Botha is joined by three executives who run the company affairs: Chief commercial officer Pieter Grobbelaar, an ex-country lead at Flutterwave; chief technology officer Kyle Titus, who has experience working with fintechs and a venture studio and chief operating officer Nicole Dunn, a venture builder and operator that has worked with multiple African startups. 

Dunn, on a call with TechCrunch alongside Botha, said Revio aggregates and orchestrates over multiple different payment methods in Africa including card, bank transfer, debit order, mobile money, vouchers, and QR code. The platform collects and settles payments in more than 40 markets through payment providers like Flutterwave, Paystack, Ozow and Stitch. Some of its features, in addition to multiple payment methods, include smart payment routing, automated billing processes, auto-retires, and real-time analytics and reporting.

CEO Ruaan Botha

In over a year of operations, Revio has onboarded over 50 clients and processes thousands of transactions monthly. They range from large-scale enterprises to mid-market corporates, and fast-growing scale-ups that are involved with recurring revenue businesses and high transactional volumes, typically needing multiple payment methods in multiple markets. These are often insurers, telcos, retailers, subscription software or media, asset leasing or financing businesses, and alternative lenders. 

“We’ve also then built out orchestration capability where we can reduce payment failures through things like smart transaction routing, smart retries to make sure a customer doesn’t go into arrears, specifically on recurring payments,” said Dunn. “And then where we differentiate ourselves is that we serve businesses with recurring revenue instead of the typical e-commerce platforms.” She adds that Revio has over 100 clients in the pipeline waiting to be onboarded. 

Payment orchestration is becoming increasingly important in today’s world where businesses operate in multiple countries and need an array of payment methods to get by. While a handful of such platforms have existed in the U.S. and Europe to handle this heavy lifting via unified payments API such as Primer, Spreedly and Zooz, businesses in developing markets are starting to see identical platforms such as Revio and Egypt-based MoneyHash take center stage across various regions. 
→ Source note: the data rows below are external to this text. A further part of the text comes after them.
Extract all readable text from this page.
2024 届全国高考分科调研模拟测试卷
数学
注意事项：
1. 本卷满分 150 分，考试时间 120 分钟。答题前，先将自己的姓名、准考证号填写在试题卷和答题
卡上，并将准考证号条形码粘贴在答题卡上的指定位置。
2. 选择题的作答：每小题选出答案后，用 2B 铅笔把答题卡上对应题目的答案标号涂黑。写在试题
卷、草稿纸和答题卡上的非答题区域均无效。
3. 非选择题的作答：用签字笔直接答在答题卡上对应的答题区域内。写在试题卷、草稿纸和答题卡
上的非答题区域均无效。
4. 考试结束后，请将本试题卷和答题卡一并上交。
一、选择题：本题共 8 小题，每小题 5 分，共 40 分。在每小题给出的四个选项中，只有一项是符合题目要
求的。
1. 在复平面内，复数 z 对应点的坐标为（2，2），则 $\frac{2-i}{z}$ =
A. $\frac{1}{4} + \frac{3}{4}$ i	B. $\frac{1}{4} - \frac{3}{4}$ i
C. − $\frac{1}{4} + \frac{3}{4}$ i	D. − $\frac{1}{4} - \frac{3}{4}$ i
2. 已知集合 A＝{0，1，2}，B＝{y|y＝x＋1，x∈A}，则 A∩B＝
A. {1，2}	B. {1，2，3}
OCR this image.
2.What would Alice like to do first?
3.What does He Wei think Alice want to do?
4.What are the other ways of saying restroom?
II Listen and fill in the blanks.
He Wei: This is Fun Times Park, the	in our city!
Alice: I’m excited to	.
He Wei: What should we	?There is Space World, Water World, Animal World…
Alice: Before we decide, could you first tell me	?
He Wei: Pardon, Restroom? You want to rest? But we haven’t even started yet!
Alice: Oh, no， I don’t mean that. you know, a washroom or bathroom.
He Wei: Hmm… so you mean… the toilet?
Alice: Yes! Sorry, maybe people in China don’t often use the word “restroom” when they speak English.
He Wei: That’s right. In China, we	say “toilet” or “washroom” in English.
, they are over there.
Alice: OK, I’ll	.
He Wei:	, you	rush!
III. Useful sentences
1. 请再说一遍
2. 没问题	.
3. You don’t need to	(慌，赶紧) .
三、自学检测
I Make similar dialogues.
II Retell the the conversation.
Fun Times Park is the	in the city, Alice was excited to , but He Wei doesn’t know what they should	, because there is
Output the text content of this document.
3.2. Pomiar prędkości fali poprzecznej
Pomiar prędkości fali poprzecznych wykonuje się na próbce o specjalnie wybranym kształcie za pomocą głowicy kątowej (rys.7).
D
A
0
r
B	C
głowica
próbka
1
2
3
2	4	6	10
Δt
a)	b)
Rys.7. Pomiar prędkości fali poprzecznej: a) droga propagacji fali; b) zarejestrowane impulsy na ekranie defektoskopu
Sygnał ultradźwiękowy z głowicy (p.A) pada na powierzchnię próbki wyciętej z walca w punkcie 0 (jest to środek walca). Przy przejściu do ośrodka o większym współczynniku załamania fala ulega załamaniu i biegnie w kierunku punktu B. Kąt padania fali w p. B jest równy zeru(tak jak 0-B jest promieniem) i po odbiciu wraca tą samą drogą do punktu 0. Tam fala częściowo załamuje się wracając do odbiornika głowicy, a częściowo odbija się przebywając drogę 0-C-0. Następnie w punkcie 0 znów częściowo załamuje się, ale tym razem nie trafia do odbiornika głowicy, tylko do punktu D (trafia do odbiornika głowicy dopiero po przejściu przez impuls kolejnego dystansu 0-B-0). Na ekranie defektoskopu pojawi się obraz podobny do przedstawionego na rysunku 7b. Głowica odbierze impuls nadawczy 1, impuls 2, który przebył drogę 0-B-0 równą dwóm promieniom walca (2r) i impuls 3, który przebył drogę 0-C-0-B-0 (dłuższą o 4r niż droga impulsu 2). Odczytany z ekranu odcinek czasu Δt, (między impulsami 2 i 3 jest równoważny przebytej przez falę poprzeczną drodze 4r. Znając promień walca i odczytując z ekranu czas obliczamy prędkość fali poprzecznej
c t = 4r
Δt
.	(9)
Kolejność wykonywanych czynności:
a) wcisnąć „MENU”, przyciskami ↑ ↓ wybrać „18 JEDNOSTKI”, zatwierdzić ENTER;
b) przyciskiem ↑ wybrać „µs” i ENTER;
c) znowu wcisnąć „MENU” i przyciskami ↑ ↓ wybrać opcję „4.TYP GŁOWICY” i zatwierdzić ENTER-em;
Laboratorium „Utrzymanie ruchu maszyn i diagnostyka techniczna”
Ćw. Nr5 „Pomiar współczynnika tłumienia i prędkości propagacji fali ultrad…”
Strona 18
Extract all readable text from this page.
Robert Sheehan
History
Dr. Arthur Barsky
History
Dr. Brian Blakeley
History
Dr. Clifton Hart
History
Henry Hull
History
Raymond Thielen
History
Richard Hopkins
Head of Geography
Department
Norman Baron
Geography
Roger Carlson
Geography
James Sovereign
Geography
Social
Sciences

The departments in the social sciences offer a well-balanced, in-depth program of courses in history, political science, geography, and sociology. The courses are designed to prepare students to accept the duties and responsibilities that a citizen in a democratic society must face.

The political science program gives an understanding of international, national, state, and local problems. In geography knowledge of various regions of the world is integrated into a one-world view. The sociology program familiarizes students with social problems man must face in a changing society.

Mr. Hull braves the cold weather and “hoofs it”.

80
On the subject of competition and how it stands out, Revio claims that it’s the first African payments platform focused on payment failures and revenue recovery. “We also have more functionality and coverage in the sub-Saharan African context, Sub Saharan compared to other platforms in the market,” Dunn added. Anyway, the global payments orchestration market, per reports, is growing at a fast pace (per a study, the market size is expected to reach $6.52 billion by 2030, advancing at a CAGR of 24.5% from 2022 to 2030) and there’s more than enough space for newer platforms to grab market share – and incumbents like Revio to deepen its reach. 

It’s one reason why the two-year-old fintech raised this capital: move into new markets within and outside Africa, expand its team in the process and launch new products for its increasing clientele.

“I’d say the use investment is twofold,” Botha said. “One is to get access to more strategic skills around machine learning and data to help us grow and drive better engagement with customers, understand why they fail and how to get a better response rate. With the data from that, we can start our experimentation into some of the core markets in Africa. We want to operate in about 13 African countries in the next 18 months, but focusing on three or four large markets. And then, get enough traction that we can take on to other emerging markets like Latin America.”